Luc Dellisse, Le Sas, Bruxelles/Mons, Traverse/Couleurs Livres, 2019, 158 p. (16€)

Entre présences et absences, l’insolite dans un quotidien décalé

À en croire l’auteur de ces vingt nouvelles, il pourrait bien être « un géomètre du monde invisible », quelqu’un pour qui « la beauté des choses repose tout entière sur la fiction », quelqu’un qui a « toujours su qu’il y avait une autre vie que la vie », qui a « le goût des choses secrètes ».

La plupart des histoires qu’il narre recèlent des thèmes que génèrent des tensions binaires.
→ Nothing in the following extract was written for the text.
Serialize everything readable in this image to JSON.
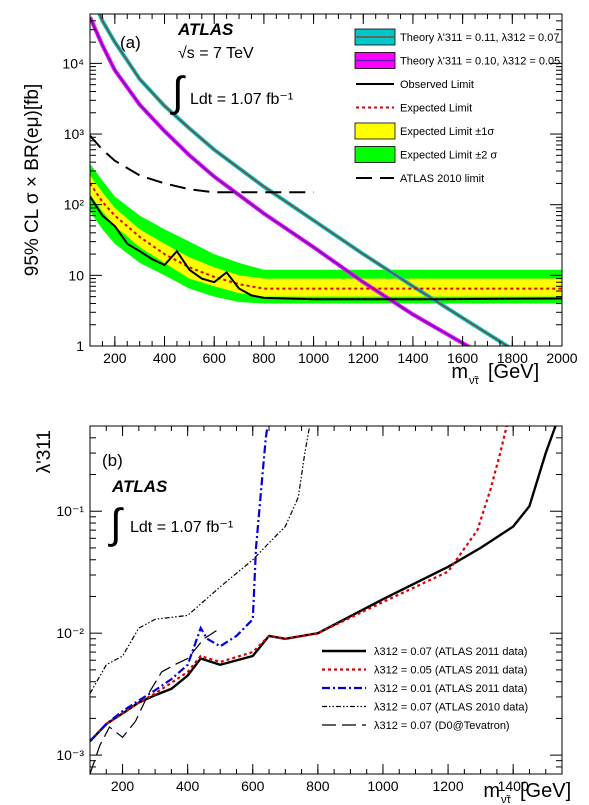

Ce sont : présence et disparition ; apparence et intériorité ; mutisme et confidence ; attente et impatience ; plein et vide ; dissimulation ou secret ou clandestinité et révélation ; affrontement et fuite. Le passage de l’un de ces éléments à son contraire s’opère parfois de manière inattendue ou en reste à se cantonner dans l’énigme de sa non résolution.
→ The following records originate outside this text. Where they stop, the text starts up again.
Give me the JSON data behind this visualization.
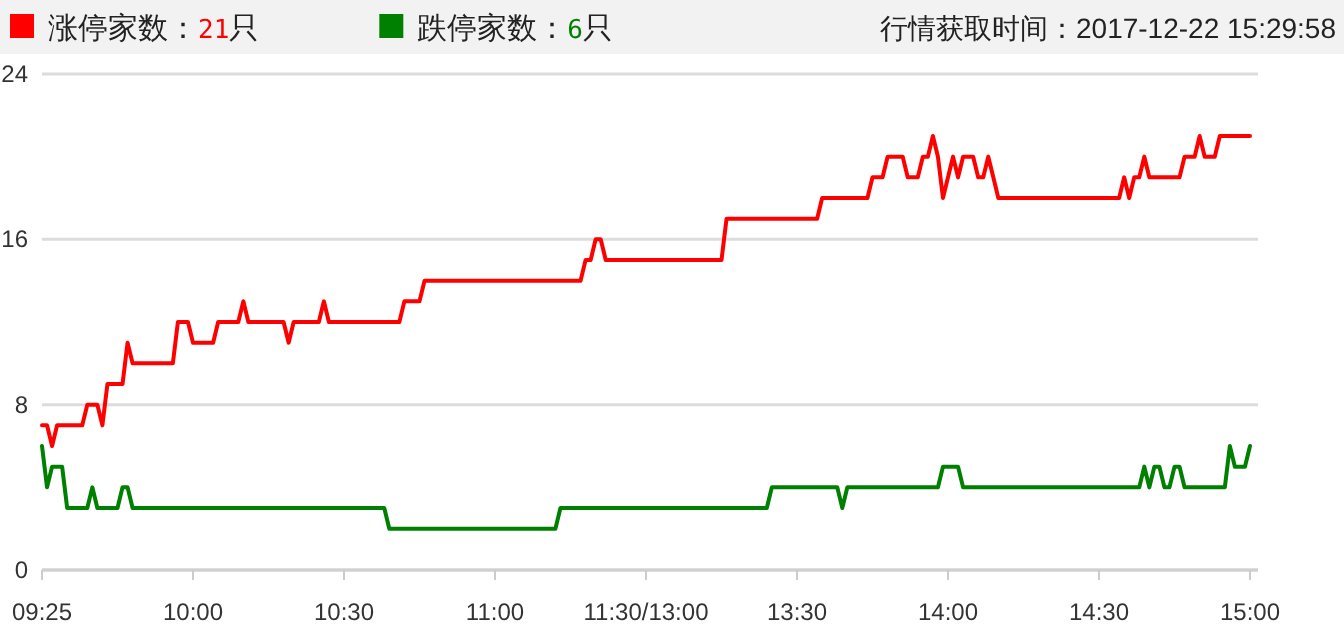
{
  "chart_data": {
    "type": "line",
    "annotations": [
      "行情获取时间：2017-12-22 15:29:58"
    ],
    "categories": [
      "09:25",
      null,
      null,
      null,
      null,
      null,
      null,
      null,
      null,
      null,
      null,
      null,
      null,
      null,
      null,
      null,
      null,
      null,
      null,
      null,
      null,
      null,
      null,
      null,
      null,
      null,
      null,
      null,
      null,
      null,
      "10:00",
      null,
      null,
      null,
      null,
      null,
      null,
      null,
      null,
      null,
      null,
      null,
      null,
      null,
      null,
      null,
      null,
      null,
      null,
      null,
      null,
      null,
      null,
      null,
      null,
      null,
      null,
      null,
      null,
      null,
      "10:30",
      null,
      null,
      null,
      null,
      null,
      null,
      null,
      null,
      null,
      null,
      null,
      null,
      null,
      null,
      null,
      null,
      null,
      null,
      null,
      null,
      null,
      null,
      null,
      null,
      null,
      null,
      null,
      null,
      null,
      "11:00",
      null,
      null,
      null,
      null,
      null,
      null,
      null,
      null,
      null,
      null,
      null,
      null,
      null,
      null,
      null,
      null,
      null,
      null,
      null,
      null,
      null,
      null,
      null,
      null,
      null,
      null,
      null,
      null,
      null,
      "11:30/13:00",
      null,
      null,
      null,
      null,
      null,
      null,
      null,
      null,
      null,
      null,
      null,
      null,
      null,
      null,
      null,
      null,
      null,
      null,
      null,
      null,
      null,
      null,
      null,
      null,
      null,
      null,
      null,
      null,
      null,
      "13:30",
      null,
      null,
      null,
      null,
      null,
      null,
      null,
      null,
      null,
      null,
      null,
      null,
      null,
      null,
      null,
      null,
      null,
      null,
      null,
      null,
      null,
      null,
      null,
      null,
      null,
      null,
      null,
      null,
      null,
      "14:00",
      null,
      null,
      null,
      null,
      null,
      null,
      null,
      null,
      null,
      null,
      null,
      null,
      null,
      null,
      null,
      null,
      null,
      null,
      null,
      null,
      null,
      null,
      null,
      null,
      null,
      null,
      null,
      null,
      null,
      "14:30",
      null,
      null,
      null,
      null,
      null,
      null,
      null,
      null,
      null,
      null,
      null,
      null,
      null,
      null,
      null,
      null,
      null,
      null,
      null,
      null,
      null,
      null,
      null,
      null,
      null,
      null,
      null,
      null,
      null,
      "15:00"
    ],
    "ylim": [
      0,
      24
    ],
    "yticks": [
      0,
      8,
      16,
      24
    ],
    "grid": "y",
    "legend": "top left",
    "line_style": "solid",
    "series": [
      {
        "name": "涨停家数：21只",
        "color": "#ff0000",
        "values": [
          7,
          7,
          6,
          7,
          7,
          7,
          7,
          7,
          7,
          8,
          8,
          8,
          7,
          9,
          9,
          9,
          9,
          11,
          10,
          10,
          10,
          10,
          10,
          10,
          10,
          10,
          10,
          12,
          12,
          12,
          11,
          11,
          11,
          11,
          11,
          12,
          12,
          12,
          12,
          12,
          13,
          12,
          12,
          12,
          12,
          12,
          12,
          12,
          12,
          11,
          12,
          12,
          12,
          12,
          12,
          12,
          13,
          12,
          12,
          12,
          12,
          12,
          12,
          12,
          12,
          12,
          12,
          12,
          12,
          12,
          12,
          12,
          13,
          13,
          13,
          13,
          14,
          14,
          14,
          14,
          14,
          14,
          14,
          14,
          14,
          14,
          14,
          14,
          14,
          14,
          14,
          14,
          14,
          14,
          14,
          14,
          14,
          14,
          14,
          14,
          14,
          14,
          14,
          14,
          14,
          14,
          14,
          14,
          15,
          15,
          16,
          16,
          15,
          15,
          15,
          15,
          15,
          15,
          15,
          15,
          15,
          15,
          15,
          15,
          15,
          15,
          15,
          15,
          15,
          15,
          15,
          15,
          15,
          15,
          15,
          15,
          17,
          17,
          17,
          17,
          17,
          17,
          17,
          17,
          17,
          17,
          17,
          17,
          17,
          17,
          17,
          17,
          17,
          17,
          17,
          18,
          18,
          18,
          18,
          18,
          18,
          18,
          18,
          18,
          18,
          19,
          19,
          19,
          20,
          20,
          20,
          20,
          19,
          19,
          19,
          20,
          20,
          21,
          20,
          18,
          19,
          20,
          19,
          20,
          20,
          20,
          19,
          19,
          20,
          19,
          18,
          18,
          18,
          18,
          18,
          18,
          18,
          18,
          18,
          18,
          18,
          18,
          18,
          18,
          18,
          18,
          18,
          18,
          18,
          18,
          18,
          18,
          18,
          18,
          18,
          19,
          18,
          19,
          19,
          20,
          19,
          19,
          19,
          19,
          19,
          19,
          19,
          20,
          20,
          20,
          21,
          20,
          20,
          20,
          21,
          21,
          21,
          21,
          21,
          21,
          21
        ]
      },
      {
        "name": "跌停家数：6只",
        "color": "#008000",
        "values": [
          6,
          4,
          5,
          5,
          5,
          3,
          3,
          3,
          3,
          3,
          4,
          3,
          3,
          3,
          3,
          3,
          4,
          4,
          3,
          3,
          3,
          3,
          3,
          3,
          3,
          3,
          3,
          3,
          3,
          3,
          3,
          3,
          3,
          3,
          3,
          3,
          3,
          3,
          3,
          3,
          3,
          3,
          3,
          3,
          3,
          3,
          3,
          3,
          3,
          3,
          3,
          3,
          3,
          3,
          3,
          3,
          3,
          3,
          3,
          3,
          3,
          3,
          3,
          3,
          3,
          3,
          3,
          3,
          3,
          2,
          2,
          2,
          2,
          2,
          2,
          2,
          2,
          2,
          2,
          2,
          2,
          2,
          2,
          2,
          2,
          2,
          2,
          2,
          2,
          2,
          2,
          2,
          2,
          2,
          2,
          2,
          2,
          2,
          2,
          2,
          2,
          2,
          2,
          3,
          3,
          3,
          3,
          3,
          3,
          3,
          3,
          3,
          3,
          3,
          3,
          3,
          3,
          3,
          3,
          3,
          3,
          3,
          3,
          3,
          3,
          3,
          3,
          3,
          3,
          3,
          3,
          3,
          3,
          3,
          3,
          3,
          3,
          3,
          3,
          3,
          3,
          3,
          3,
          3,
          3,
          4,
          4,
          4,
          4,
          4,
          4,
          4,
          4,
          4,
          4,
          4,
          4,
          4,
          4,
          3,
          4,
          4,
          4,
          4,
          4,
          4,
          4,
          4,
          4,
          4,
          4,
          4,
          4,
          4,
          4,
          4,
          4,
          4,
          4,
          5,
          5,
          5,
          5,
          4,
          4,
          4,
          4,
          4,
          4,
          4,
          4,
          4,
          4,
          4,
          4,
          4,
          4,
          4,
          4,
          4,
          4,
          4,
          4,
          4,
          4,
          4,
          4,
          4,
          4,
          4,
          4,
          4,
          4,
          4,
          4,
          4,
          4,
          4,
          4,
          5,
          4,
          5,
          5,
          4,
          4,
          5,
          5,
          4,
          4,
          4,
          4,
          4,
          4,
          4,
          4,
          4,
          6,
          5,
          5,
          5,
          6
        ]
      }
    ]
  }
}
Le lecteur est mené à travers un monde intemporel, là où, peut-être, existait « un état second qui ressemblait à l’après-vie ». Il se retrouve en plein fantastique diffus dans lequel la certitude est incertitude, dans la position d’un des narrateurs qui avoue : « je possédais tous les chiffres de cette histoire mais l’addition ne se faisait pas » car ce qui s’avère mystérieux se révèle logiquement inexplicable.

Même les traces clairsemées d’érotisme ressemblant à celui des tableaux de Balthus qui a inspiré un roman à Nathalie Rheims, ne s’affirment guère résolument. Elles se manifestent plutôt comme « la superposition réussie du sexe et du silence ».

Les femmes qui traversent ces nouvelles sont multiples. Elles ont des identités plus ou moins vagues, quelquefois même de façade : étrangère, banquière ou fonctionnaire de la répression des fraudes fiscales, altermondialiste, quinquagénaire, nièce, logeuse à infaillible mémoire, clandestine de rituels nocturnes, artiste peintre, directrice de théâtre… Les hommes, plus rares, sont aussi imbibés d’une présence énigmatique. Le charme de ce livre appartient à chacun de ces protagonistes fugaces.